For a function to be built into Stan, it has to be included in the Stan Math library and its signature has to be exposed to the compiler.
To do the latter, we have to add a corresponding line in src/middle/Stan_math_signatures.ml
. The compiler uses the signatures defined there to do type checking.
To add a distribution, we have to find the line containing let distributions =
. The existing distributions can be used for reference. The first argument defines the kind of function we want to add. The second argument is the base function name without the _...
suffixes. The third argument specifies the argument types of the function. The last argument describes the memory pattern supported by this function, either an Array of Structs (AoS) or a Struct of Arrays (SoA). The following line exposes a function foo_lpdf
which takes in a (non-vectorizable) real number and a (non-vectorizable) integer :
; ([Lpdf], "foo", [DReal; DInt], SoA)
To see the exact signatures created, we can recompile stanc using make all
and display the signatures using stanc --dump-stan-math-signatures
. By filtering for foo
(for example by using grep
), we get the following output:
$ stanc --dump-stan-math-signatures | grep foo
foo_lpdf(real, int) => real
If we want to allow the first parameter to be vectorizable, we can change the signature to
; ([Lpdf], "foo", [DVReal; DReal], SoA)
This produces the following signatures:
$ stanc --dump-stan-math-signatures | grep foo
foo_lpdf(real, int) => real
foo_lpdf(vector, int) => real
foo_lpdf(row_vector, int) => real
foo_lpdf(array[] real, int) => real
As we can see, allowing a parameter to be vectorized automatically produces signatures where the parameter is either base type
, vector
, row_vector
or array[]
.
The following parameter types are available:
DInt
: Scalar integer -> int
DReal
: Scalar real number -> real
DVector
: Vector -> vector
DMatrix
: Matrix -> matrix
DIntArray
: Integer array -> array[] int
DVInt
: Vectorizable integer -> int; array[] int
DVReal
: Vectorizable real number -> real; vector; row_vector; array[] real
DVectors
: Vectorizable vectors (for multivariate functions) -> vector, row_vector, array[] vector, array[] row_vector
DDeepVectorized
: all base types with up to 8 levels of nested containers)As we have seen above, specifying our function as [Lpdf]
added the suffix _lpdf
to our base function name.
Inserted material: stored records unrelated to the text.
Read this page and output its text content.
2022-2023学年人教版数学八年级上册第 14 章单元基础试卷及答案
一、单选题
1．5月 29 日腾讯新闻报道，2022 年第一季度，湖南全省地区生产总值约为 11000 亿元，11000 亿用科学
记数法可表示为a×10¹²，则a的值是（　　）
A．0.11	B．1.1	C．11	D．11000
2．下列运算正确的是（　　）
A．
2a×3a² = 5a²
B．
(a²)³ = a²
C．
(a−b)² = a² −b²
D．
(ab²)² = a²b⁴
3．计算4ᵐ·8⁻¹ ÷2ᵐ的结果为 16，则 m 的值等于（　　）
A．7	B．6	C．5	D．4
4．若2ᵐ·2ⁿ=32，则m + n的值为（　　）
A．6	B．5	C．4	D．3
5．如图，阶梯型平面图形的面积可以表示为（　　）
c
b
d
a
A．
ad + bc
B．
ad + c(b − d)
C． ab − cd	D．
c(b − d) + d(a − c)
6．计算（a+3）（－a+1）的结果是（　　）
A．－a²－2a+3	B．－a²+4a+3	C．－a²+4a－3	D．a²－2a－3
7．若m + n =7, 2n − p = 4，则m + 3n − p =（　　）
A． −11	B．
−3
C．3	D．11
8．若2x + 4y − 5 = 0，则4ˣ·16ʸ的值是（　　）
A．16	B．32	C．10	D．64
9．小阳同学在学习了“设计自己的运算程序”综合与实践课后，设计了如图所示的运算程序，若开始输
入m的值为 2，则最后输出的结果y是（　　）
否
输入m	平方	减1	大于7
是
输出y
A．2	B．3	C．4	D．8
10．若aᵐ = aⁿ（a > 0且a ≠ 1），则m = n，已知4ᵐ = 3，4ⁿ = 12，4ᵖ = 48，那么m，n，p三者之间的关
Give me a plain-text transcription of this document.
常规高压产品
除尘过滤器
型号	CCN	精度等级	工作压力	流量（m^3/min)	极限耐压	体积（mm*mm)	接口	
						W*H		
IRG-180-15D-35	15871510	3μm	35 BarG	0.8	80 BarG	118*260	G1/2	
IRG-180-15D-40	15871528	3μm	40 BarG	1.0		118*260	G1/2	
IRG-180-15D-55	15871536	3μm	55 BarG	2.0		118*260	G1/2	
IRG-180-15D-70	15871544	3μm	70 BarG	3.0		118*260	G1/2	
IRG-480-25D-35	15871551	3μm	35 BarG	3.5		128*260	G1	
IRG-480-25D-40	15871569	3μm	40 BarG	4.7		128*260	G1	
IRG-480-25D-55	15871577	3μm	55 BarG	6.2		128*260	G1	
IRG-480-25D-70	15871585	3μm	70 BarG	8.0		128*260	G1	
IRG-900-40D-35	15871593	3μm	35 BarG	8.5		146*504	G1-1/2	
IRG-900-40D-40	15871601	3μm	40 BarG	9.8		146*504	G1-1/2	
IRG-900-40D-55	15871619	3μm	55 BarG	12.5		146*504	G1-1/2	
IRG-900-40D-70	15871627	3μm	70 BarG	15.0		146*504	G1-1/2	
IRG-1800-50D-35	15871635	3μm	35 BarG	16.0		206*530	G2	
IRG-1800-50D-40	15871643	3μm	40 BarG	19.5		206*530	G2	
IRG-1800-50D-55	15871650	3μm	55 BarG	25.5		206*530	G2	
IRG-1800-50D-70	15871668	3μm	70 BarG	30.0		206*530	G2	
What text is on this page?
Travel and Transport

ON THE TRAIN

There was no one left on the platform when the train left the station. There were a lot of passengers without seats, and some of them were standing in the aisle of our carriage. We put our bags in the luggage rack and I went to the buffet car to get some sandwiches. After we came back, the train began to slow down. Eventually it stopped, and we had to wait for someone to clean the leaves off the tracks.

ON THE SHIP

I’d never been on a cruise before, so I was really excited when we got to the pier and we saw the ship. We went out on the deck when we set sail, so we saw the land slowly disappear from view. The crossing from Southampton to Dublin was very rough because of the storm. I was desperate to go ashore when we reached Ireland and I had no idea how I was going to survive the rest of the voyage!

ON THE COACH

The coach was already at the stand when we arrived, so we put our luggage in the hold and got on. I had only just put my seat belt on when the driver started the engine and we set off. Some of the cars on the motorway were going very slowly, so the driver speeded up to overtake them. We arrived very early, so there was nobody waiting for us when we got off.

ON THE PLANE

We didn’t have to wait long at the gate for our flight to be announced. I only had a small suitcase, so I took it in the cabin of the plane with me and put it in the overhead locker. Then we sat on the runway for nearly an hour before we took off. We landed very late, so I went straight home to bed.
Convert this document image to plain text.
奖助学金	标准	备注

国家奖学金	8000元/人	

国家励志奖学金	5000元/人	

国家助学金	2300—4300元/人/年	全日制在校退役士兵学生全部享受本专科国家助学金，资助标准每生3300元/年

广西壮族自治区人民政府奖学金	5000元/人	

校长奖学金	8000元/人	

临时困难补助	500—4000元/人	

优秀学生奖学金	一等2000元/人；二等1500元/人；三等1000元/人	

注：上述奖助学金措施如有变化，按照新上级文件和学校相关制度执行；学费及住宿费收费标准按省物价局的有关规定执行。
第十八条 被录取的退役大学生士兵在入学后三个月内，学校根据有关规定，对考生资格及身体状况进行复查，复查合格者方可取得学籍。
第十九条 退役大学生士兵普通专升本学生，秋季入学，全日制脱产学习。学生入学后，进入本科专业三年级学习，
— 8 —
There are several types available which specify the suffixes that will be added:
Lpmf
: _lpmf
Lpdf
: _lpdf
Rng
: _rng
Cdf
: _cdf, _lcdf
Ccdf
: _lccdf
Additionally, full_lpdf
combines all suffixes of Lpdf
, Rng
, Ccdf
and Cdf
. full_lpmf
does the same, but using the suffixes of Lpmf
instead of Lpdf
. Note that these two have to be used without brackets. This means we would write
; ([Cdf], "foo", [DReal; DInt], SoA)
but
; (full_lpdf, "foo", [DReal; DInt], SoA)
which corresponds to
; ([Lpdf; Rng; Ccdf; Cdf], "foo", [DReal; DInt], SoA)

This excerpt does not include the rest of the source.